WASHINGTON • United States President Donald Trump's attorneys and the House Democrats managing his impeachment trial have filed their first formal briefs in the case, pursuing familiar arguments aimed more at influencing the voters than the senators who will be his jurors.
In a 111-page trial brief filed last Saturday, the seven Democratic impeachment managers say the President's pattern of misconduct made him a "threat to the nation and the rule of law".
An initial six-page response from Mr Trump's own lawyers takes aim at the House Democrats who investigated the President, calling the impeachment probe a "brazen and unlawful" attempt to overturn the 2016 election.
The Senate will begin its first impeachment trial in 20 years tomorrow, a process that will end with the lawmakers rendering judgment on whether Mr Trump's presidency should be ended over his efforts to force Ukraine's government to open investigations into one of his political rivals.
The Republican-led Senate is exceedingly unlikely to convict Mr Trump, but the House managers are also targeting undecided voters, with polls showing Americans leaning towards replacing the President in this November's election.
Democrats called on senators to conduct a fair trial as part of the oath they took last week to "do impartial justice".
"President Trump has demonstrated his continued willingness to corrupt free and fair elections, betray our national security, and subvert the constitutional separation of powers - all for personal gain," the brief says. "It is imperative that the Senate convict and remove him from office now, and permanently bar him from holding federal office."
The White House declined to participate in the House's investigation, so their brief filing last Saturday is the first time that Mr Trump's counsel addressed the merits of the case against him, rather than simply criticising the process.
The President's legal team, including Mr Ken Starr, who served as independent counsel for the impeachment of then President Bill Clinton, wrote that the articles are unconstitutional and that Mr Trump "did nothing wrong".
"The articles of impeachment submitted by House Democrats are a dangerous attack on the right of the American people to freely choose their president," Mr Trump's team said. "This is a brazen and unlawful attempt to overturn the results of the 2016 election and interfere with the 2020 election, now just months away."
House Democrats dismissed Mr Trump's response and said it demonstrates why he should be removed from office.
"Rather than honestly address the evidence against him, the President's latest filing makes the astounding claim that pressuring Ukraine to interfere in our election by announcing investigations that would damage a political opponent and advance his re-election is the President's way of fighting corruption," the impeachment managers said in a joint statement last Saturday night. "It is not.
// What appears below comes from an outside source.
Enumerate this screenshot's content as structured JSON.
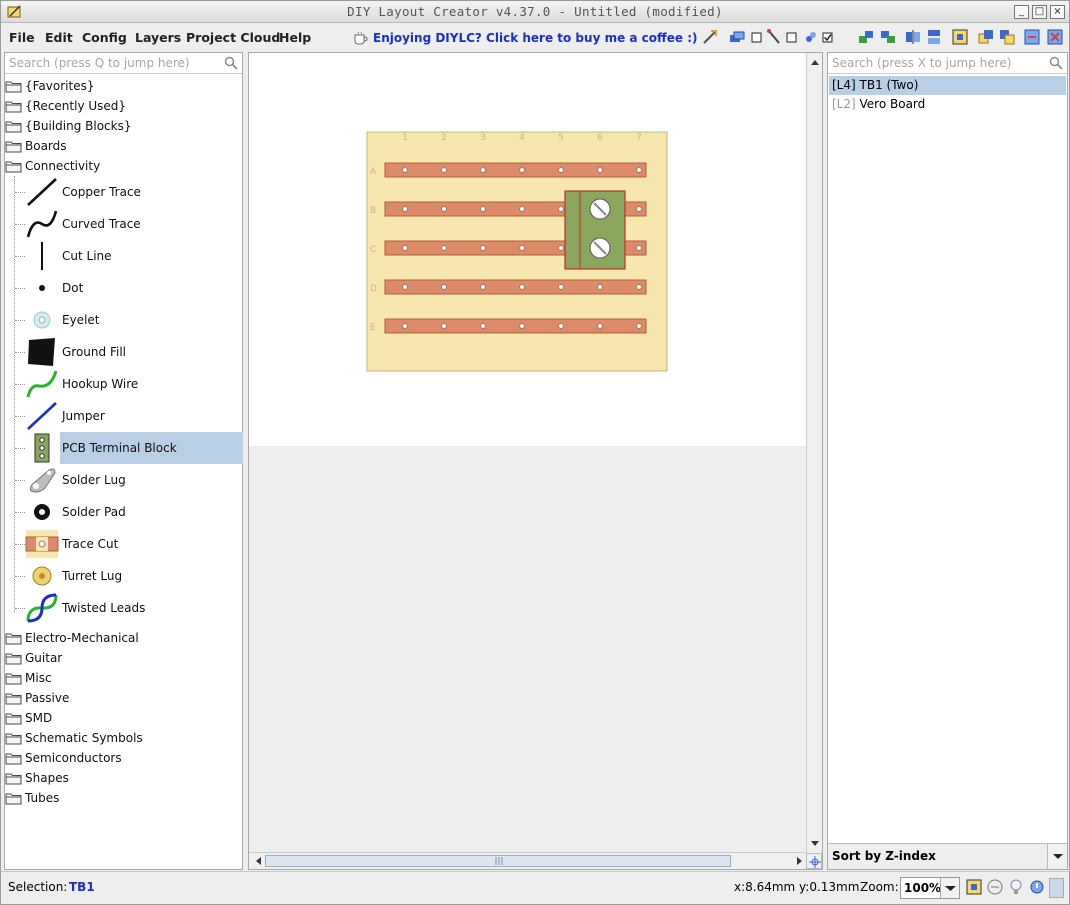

Rather, it is corruption itself, naked, unapologetic and insidious."
The White House is slated to file its more complete trial brief today at noon, which will expand on the arguments in Saturday's filing.
The President's legal team will be led by White House counsel Pat Cipollone and Mr Trump's private attorney Jay Sekulow.
Other members of the team are expected to give discrete presentations on specific topics.
Democratic officials close to the House impeachment managers refuted the White House's claims last Saturday that Democrats are trying to undo his election, saying Mr Trump's conduct is exactly what the framers of the Constitution had in mind when they set up the impeachment process.
The officials also said that the House inquiry afforded Mr Trump the same chances to defend himself as previous presidential impeachments.
The House's prosecution team - seven impeachment managers led by Intelligence chairman Adam Schiff - will have the option to respond to Mr Trump's initial legal arguments before the Senate reconvenes tomorrow for the trial.
Most of the evidence in Saturday's House filing came from weeks of closed-door depositions and open hearings with witnesses who participated in the planning for - and fallout from - a pressure campaign from Trump associates to get Ukraine to announce an investigation of Mr Joe Biden and his son, Hunter.
Mr Trump and his allies frequently claim that Mr Biden acted corruptly to protect Burisma, a Ukranian gas company where his son was a board member.
Mr Trump's lawyers said he broke no laws and was acting within his powers when he asked Ukraine to investigate Mr Biden and his son.
They argued that he was not seeking political advantage but working to root out corruption in Ukraine.
The impeachment managers refute that claim in the filing.
The theory is "baseless" and there is "no credible evidence" to support the allegation that Mr Joe Biden acted improperly when he encouraged Ukraine to remove a prosecutor who was facing corruption accusations, the brief said.
Mr Joe Biden was carrying out official US policy, a view that was shared by European allies and the International Monetary Fund, according to the filing.
As leverage to demand an investigation of the Bidens, the White House blocked nearly US$400 million (S$539 million) in congressionally approved security aid for Ukraine, as well as a White House meeting sought by newly elected Ukrainian President Volodymyr Zelensky.
The brief includes evidence from witnesses making those connections as part of a quid pro quo.
The report also includes a finding released last Thursday by the Government Accountability Office that Mr Trump's withholding of military assistance for Ukraine violated federal law.